Multiclass logistic regression can be done using many logistic regression units if the goal is to perform multiple binary classifications. However, if you have a vector that needs to be assigned to one of K classes, the procedure is slightly different. Multiclass regression is performed using the model $y(x) = softmax(W^Tx + \vec{b})$ where x is the input vector, W is a matrix with K columns where each column is a parameter vector, $\vec{b}$ is a vector of biases and the softmax function is defined as follows.

$$softmax(a_j) = \frac{e^{a_j}}{\sum_{k=1}^{K}e^{a_k}}$$

Each of the targets to train the classifier will be an array of size K. If an input belongs to class k, the kth position of the array will be a one. The rest of the elements in the array will be zero. This is called 'one-hot encoding'. It is easy to see from the definition of the softmax function that the output of the classifier will be an array of values  that are between zero and one and that the sum of all the elements in the output array will be 1. This means that we can interpret the output array as a probability distribution that tells you the probabilities that the input vector belongs to each of the K classes.

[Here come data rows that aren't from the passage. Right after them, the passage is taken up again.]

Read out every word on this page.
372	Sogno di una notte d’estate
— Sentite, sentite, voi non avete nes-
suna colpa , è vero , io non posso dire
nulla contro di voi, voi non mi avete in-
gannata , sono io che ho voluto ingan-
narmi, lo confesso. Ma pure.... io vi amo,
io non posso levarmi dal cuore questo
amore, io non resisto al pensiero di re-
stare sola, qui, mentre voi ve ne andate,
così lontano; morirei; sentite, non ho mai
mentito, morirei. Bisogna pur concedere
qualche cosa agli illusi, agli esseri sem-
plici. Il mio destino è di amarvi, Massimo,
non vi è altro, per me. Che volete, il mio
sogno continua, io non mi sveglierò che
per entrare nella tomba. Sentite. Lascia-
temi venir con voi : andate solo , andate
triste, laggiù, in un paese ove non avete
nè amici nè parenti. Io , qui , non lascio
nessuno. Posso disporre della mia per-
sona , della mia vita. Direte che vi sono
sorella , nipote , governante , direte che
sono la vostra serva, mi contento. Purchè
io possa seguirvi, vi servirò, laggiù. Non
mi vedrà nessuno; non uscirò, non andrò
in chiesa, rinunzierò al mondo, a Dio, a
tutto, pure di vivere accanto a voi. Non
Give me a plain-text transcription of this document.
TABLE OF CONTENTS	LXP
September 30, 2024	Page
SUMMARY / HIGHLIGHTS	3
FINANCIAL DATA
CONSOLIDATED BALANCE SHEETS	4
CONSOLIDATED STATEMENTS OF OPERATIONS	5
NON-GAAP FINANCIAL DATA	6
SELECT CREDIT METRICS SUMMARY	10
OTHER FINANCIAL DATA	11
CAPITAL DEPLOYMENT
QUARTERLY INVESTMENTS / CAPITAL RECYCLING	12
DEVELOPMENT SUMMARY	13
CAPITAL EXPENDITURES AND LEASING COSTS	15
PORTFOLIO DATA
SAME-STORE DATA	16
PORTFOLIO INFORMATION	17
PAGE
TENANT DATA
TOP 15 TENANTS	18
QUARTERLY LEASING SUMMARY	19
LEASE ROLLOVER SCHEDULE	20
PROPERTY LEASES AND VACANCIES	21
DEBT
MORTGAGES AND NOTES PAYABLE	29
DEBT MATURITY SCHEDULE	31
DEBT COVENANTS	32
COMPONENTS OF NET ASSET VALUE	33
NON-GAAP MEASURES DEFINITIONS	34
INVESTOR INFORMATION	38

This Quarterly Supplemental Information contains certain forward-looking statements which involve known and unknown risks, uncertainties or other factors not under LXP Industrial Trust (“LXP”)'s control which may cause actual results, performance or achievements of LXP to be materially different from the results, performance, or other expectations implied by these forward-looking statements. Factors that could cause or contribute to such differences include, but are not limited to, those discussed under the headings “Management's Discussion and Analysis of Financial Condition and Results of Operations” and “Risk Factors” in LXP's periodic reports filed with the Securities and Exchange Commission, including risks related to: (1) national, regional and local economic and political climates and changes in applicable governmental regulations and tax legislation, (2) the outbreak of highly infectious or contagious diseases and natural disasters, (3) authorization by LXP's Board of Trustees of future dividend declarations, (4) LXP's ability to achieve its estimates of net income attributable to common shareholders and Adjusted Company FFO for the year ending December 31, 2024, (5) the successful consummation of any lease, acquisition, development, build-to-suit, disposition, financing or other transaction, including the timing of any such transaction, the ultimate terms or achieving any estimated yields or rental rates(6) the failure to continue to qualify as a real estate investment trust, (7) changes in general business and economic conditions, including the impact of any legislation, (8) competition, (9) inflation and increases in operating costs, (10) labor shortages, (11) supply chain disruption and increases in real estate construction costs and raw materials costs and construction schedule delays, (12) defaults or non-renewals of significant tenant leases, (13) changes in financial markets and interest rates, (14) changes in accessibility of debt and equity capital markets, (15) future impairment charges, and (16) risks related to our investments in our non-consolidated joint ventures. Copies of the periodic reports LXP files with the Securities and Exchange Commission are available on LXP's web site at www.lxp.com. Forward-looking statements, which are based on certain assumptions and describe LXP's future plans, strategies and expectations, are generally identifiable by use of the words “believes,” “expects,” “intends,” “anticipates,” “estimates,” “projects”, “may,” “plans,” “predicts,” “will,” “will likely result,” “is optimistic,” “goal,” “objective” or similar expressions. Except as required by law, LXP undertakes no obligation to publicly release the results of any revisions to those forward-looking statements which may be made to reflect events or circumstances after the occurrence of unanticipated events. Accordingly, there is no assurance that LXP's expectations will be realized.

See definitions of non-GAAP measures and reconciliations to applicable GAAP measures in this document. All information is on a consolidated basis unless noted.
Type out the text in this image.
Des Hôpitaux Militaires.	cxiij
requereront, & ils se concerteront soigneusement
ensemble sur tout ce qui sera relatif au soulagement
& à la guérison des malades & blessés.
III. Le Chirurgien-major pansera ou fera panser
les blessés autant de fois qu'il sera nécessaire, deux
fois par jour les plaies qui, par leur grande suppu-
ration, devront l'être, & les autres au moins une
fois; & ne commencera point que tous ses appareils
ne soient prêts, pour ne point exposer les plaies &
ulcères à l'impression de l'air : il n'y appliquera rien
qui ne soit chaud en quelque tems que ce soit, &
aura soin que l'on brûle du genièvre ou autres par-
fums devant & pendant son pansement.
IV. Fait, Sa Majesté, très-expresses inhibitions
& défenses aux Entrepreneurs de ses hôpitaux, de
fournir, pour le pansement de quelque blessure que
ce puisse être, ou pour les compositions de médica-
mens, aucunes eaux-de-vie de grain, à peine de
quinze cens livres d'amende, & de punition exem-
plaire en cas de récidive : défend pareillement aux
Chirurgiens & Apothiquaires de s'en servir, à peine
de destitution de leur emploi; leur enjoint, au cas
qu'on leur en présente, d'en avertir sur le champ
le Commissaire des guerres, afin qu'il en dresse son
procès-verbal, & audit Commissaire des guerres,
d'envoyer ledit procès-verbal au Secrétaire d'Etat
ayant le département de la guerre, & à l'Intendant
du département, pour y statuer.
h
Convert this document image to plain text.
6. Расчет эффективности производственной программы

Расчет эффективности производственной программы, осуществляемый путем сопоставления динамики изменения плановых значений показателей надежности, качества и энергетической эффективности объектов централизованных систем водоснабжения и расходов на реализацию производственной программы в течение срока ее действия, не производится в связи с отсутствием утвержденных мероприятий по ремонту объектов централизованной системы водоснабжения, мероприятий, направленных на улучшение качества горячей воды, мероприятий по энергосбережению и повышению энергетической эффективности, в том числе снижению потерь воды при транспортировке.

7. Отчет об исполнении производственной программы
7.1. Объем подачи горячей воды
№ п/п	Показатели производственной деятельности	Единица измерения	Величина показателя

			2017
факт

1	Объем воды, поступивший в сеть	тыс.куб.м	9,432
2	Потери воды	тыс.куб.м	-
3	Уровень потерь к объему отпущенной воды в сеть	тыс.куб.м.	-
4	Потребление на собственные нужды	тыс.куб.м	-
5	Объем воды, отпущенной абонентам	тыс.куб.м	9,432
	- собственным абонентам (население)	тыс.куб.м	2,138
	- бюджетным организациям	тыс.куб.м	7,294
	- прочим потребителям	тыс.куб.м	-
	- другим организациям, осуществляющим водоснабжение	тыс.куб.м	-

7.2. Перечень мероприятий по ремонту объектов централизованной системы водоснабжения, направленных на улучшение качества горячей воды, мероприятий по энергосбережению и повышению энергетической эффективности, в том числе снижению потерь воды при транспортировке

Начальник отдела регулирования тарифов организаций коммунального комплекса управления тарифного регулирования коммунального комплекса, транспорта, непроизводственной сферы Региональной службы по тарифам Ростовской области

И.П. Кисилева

Like in two class classification, the input data (with N vectors and dimension M) set can be arranged in a NxM array $X$ where each row is an input vector. The corresponding targets can be arranged in a matrix T that has N rows and K columns. If the input vector $x_n$ belongs to class K the element $T_{nk}$ will be one. The rest of the elements of the matrix will be zero.

The cost function is the same cross entropy function extended to work with the matrix T.
$$J = -\sum_{n=1}^{N}\sum_{k=1}^{K}T_{nk}ln(y_k(x_n))$$
 However, since we are using a softmax function instead of the logistic sigmoid function, the gradient of the cost function will be different. The derivation to obtain expression for the gradient gets very hairy but the expression for the gradient is surprisingly simple.

$$\frac{\partial J}{\partial W_{uv}} = \sum_{n=1}^{N}X^T_{vn}(t_{nu} - y_{nu})$$

Once we have this gradient, gradient descent can be performed on the parameters in the same way. I gathered all the vectorized implementations of the equations I've mentioned into a classifier class in Python for ease of usage.



To test the classifier I created a scatter of normally distributed points centred around different means on a 2D plane and applied the classifier. With a little bit of help from stackoverflow I was able to figure out how to color the regions of the plot according to the trained classifier.

This is a scatter plot of the unclassified data. The points were generated using multivariate normal distributions using different means.

This is a plot of the error or the cost over time as the gradient descent algorithm runs.

A plot of the decision regions learned by the classifier. If a region is shaded a particular color, that means that the classifier identifies all the points in that region as belonging to the same class.